On peut consi­dérer l’art envi­ron­ne­mental comme une forme d’art écolo­gique. Comme lui, il met l’ac­cent sur la rela­tion entre l’homme et la nature. Cepen­dant, il attache une plus grande impor­tance aux éléments natu­rels et à l’en­vi­ron­ne­ment utilisés pour produire les sculp­tures, perfor­mances ou instal­la­tions : roche, sable, eau, végétation…

Earth art

L’earth art, aussi appelé Earth­works est à ranger dans la famille de l’art envi­ron­ne­mental. Ce qui fait sa spéci­fi­cité : l’utilisation d’éléments natu­rels et plus parti­cu­liè­re­ment de la terre comme maté­riaux pour créer des œuvres d’art. Earth­works signifie terras­se­ment. L’earth art néces­site en effet souvent de gros moyens tech­niques et laisse une empreinte perma­nente dans le paysage.

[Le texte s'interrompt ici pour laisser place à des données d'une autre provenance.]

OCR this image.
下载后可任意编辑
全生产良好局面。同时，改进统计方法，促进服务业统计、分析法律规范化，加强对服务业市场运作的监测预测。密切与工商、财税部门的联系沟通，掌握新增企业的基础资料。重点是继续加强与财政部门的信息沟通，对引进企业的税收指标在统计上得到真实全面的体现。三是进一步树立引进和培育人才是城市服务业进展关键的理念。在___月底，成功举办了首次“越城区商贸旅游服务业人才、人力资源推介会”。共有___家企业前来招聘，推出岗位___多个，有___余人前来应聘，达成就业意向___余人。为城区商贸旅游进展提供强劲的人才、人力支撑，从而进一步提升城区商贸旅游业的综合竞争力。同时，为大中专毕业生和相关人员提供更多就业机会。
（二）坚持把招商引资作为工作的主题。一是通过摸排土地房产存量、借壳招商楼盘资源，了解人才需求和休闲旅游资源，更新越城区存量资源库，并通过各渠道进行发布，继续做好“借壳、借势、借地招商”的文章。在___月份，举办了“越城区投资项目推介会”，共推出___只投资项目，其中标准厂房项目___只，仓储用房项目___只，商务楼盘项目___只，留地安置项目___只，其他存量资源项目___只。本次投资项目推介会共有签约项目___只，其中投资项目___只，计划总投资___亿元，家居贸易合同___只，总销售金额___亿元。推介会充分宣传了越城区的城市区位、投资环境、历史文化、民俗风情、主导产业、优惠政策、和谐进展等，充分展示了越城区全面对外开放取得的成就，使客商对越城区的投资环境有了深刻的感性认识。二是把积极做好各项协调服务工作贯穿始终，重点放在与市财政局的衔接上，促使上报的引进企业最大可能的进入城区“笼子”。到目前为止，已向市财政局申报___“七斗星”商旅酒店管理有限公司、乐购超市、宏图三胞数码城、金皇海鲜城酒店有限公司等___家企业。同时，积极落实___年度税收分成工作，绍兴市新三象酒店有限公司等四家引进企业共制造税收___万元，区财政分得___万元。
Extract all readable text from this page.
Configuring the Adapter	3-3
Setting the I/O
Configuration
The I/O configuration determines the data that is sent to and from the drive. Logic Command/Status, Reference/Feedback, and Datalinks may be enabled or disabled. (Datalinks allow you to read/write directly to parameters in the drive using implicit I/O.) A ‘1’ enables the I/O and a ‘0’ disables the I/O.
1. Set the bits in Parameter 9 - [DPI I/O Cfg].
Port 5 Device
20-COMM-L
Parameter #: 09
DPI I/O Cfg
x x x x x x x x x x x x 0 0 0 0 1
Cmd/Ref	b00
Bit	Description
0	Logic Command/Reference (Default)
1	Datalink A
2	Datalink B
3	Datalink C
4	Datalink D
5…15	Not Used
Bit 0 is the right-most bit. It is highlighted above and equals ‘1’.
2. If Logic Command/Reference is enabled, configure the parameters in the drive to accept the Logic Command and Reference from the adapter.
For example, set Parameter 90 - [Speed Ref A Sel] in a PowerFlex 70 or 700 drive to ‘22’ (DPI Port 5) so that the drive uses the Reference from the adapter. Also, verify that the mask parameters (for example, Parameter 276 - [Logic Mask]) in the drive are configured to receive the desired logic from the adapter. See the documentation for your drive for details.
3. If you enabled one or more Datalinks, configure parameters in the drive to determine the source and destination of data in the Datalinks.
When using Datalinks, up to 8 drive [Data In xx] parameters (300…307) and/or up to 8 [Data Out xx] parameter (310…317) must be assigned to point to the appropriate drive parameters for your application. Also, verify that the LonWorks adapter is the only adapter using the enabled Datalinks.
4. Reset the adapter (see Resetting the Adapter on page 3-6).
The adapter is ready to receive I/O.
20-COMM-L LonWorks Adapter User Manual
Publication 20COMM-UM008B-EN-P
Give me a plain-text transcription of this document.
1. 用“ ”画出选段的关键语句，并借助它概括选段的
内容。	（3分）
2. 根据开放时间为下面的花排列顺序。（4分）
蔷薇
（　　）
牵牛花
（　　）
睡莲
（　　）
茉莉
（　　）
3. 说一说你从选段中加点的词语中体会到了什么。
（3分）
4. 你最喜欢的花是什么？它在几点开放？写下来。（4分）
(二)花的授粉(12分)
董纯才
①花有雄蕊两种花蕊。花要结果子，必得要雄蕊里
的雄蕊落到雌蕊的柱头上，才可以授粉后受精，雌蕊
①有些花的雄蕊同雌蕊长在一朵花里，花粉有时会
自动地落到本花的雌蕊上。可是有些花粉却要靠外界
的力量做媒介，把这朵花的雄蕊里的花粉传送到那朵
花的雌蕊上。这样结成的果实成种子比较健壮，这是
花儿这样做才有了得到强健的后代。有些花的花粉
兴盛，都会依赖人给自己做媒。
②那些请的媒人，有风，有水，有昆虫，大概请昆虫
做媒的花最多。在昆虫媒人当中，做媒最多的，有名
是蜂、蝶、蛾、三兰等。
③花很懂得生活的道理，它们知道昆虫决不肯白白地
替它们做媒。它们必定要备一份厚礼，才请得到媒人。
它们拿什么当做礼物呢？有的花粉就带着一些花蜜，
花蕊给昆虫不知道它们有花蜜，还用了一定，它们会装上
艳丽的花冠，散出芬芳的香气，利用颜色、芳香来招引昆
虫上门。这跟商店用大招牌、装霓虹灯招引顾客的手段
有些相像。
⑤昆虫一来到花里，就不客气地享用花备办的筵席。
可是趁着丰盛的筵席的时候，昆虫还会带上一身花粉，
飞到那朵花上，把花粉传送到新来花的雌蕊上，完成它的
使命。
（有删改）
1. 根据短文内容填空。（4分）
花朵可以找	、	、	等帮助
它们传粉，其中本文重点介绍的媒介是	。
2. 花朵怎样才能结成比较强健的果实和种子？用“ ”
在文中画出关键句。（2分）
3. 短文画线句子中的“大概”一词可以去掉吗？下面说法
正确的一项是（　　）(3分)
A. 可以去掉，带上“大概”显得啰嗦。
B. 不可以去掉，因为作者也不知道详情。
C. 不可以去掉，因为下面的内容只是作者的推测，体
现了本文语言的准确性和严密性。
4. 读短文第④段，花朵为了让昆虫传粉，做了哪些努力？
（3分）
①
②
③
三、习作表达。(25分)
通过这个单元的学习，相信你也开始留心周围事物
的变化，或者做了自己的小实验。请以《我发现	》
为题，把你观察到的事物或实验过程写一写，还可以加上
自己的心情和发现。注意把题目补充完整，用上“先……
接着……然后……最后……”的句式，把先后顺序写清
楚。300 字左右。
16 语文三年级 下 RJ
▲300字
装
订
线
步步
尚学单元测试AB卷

Où voir du Land Art en France ? 7 lieux à découvrir

Une forêt, une île, un festival… Le land art se cache partout en France pour qui sait marcher les yeux ouverts. Voici où le rencon­trer et trans­former une randonnée en visite de musée à ciel ouvert.

Voiture et roulotte avec de grande roue

Le vent des forêts dans la Meuse

Au Vent des Forêts, sept sentiers de randonnée de 3 à 14 km permettent de décou­vrir les œuvres des artistes dissé­mi­nées dans la forêt de Nicey-sur-Aire. Les circuits artis­tiques sont acces­sibles de mars à septembre, mais l’inauguration des nouvelles œuvres a lieu chaque année au cours du mois de juillet.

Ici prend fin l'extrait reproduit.